27

6K 333 241
                                    


Elimdeki çikolatalı sütten bir yudum alırken aklımda dolanan onca düşünceyi kontrol edemiyor gibi hissediyordum. Arda'nın bana söyledikleri zihnimi yormaktan başka bir işlev görmüyordu.

İç çekerek farkında olmadan kastığım vücudumu serbest bıraktım. Okuldaydık ve yine kendi alanımdaydım. Bu aralar derslerime daha az yoğunlaşıyordum. Psikolojik durumum akademik başarımı şimdiden fazlasıyla etkilemişken bunun bir an önce toparlanması gerektiğinin farkındaydım ama elimde değildi. Arda sürekli yeni bir olay yaşatıyordu bana. Bu da yetmiyormuş gibi zihnimi ele geçiriyordu.

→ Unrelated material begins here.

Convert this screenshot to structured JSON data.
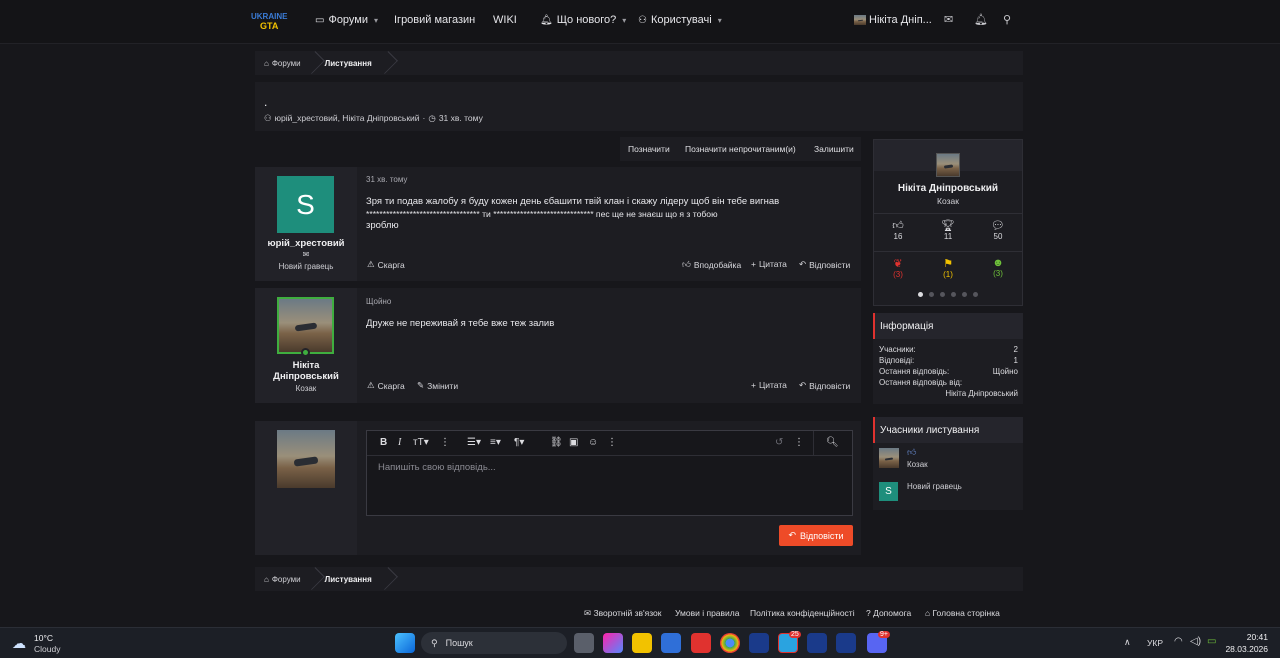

Çikolatalı sütümden tekrar bir yudum almak istediğimde çoktan sona geldiğimi anladım. Ayağa kalkıp önce çöp kutusuna bu boş kutuyu fırlattım. Şimdiki hedefim zihnimdeki saçmalıkları da çöpe fırlatmaktı.

...

Tuvalete gittiğimde kimse yoktu içerde. Yani ben öyle düşünüyordum. Ellerimi yıkamak için bir hamle yapacaktım ki bir kız sesi duydum. Erkekler tuvaletinde bir kız olması garibime gitmişti. O an bir erkek sesi de duyduğumda aklımdaki şey olmamasını istedim. Kabinlerden birine girip kapıyı sessizce kapattım. O an kabinden çıktılar ve kız "Bu beni kendime getirdi." diyordu cilveli cilveli. Diğeri ise "Hmm seni kendine getirmekten mutluluk duyarım prenses." diyordu ve bu ses çok tanıdık geliyordu.

Bu konuşmanın ardından duyduğum öpüşme sesi midemi bulandırsa da buna katlanmak zorundaydım. Keşke kabine girmek yerine sadece tuvaletten ayrılsaydım diyordum içimden.

Kız "Ihmm yeter bu kadar derse geç kalacağızzz! Şüphelenirler sonraaa." dedi iğrenç bir ses tonuyla. "Tamam ama akşam geleceksin anladın mı? İçine girmek için sabırsızlanıyorum kızım!" dediğinde cidden kusacak gibi oldum. Kız ise yine cilveli bir şekilde gülerek tuvaletten çıktı.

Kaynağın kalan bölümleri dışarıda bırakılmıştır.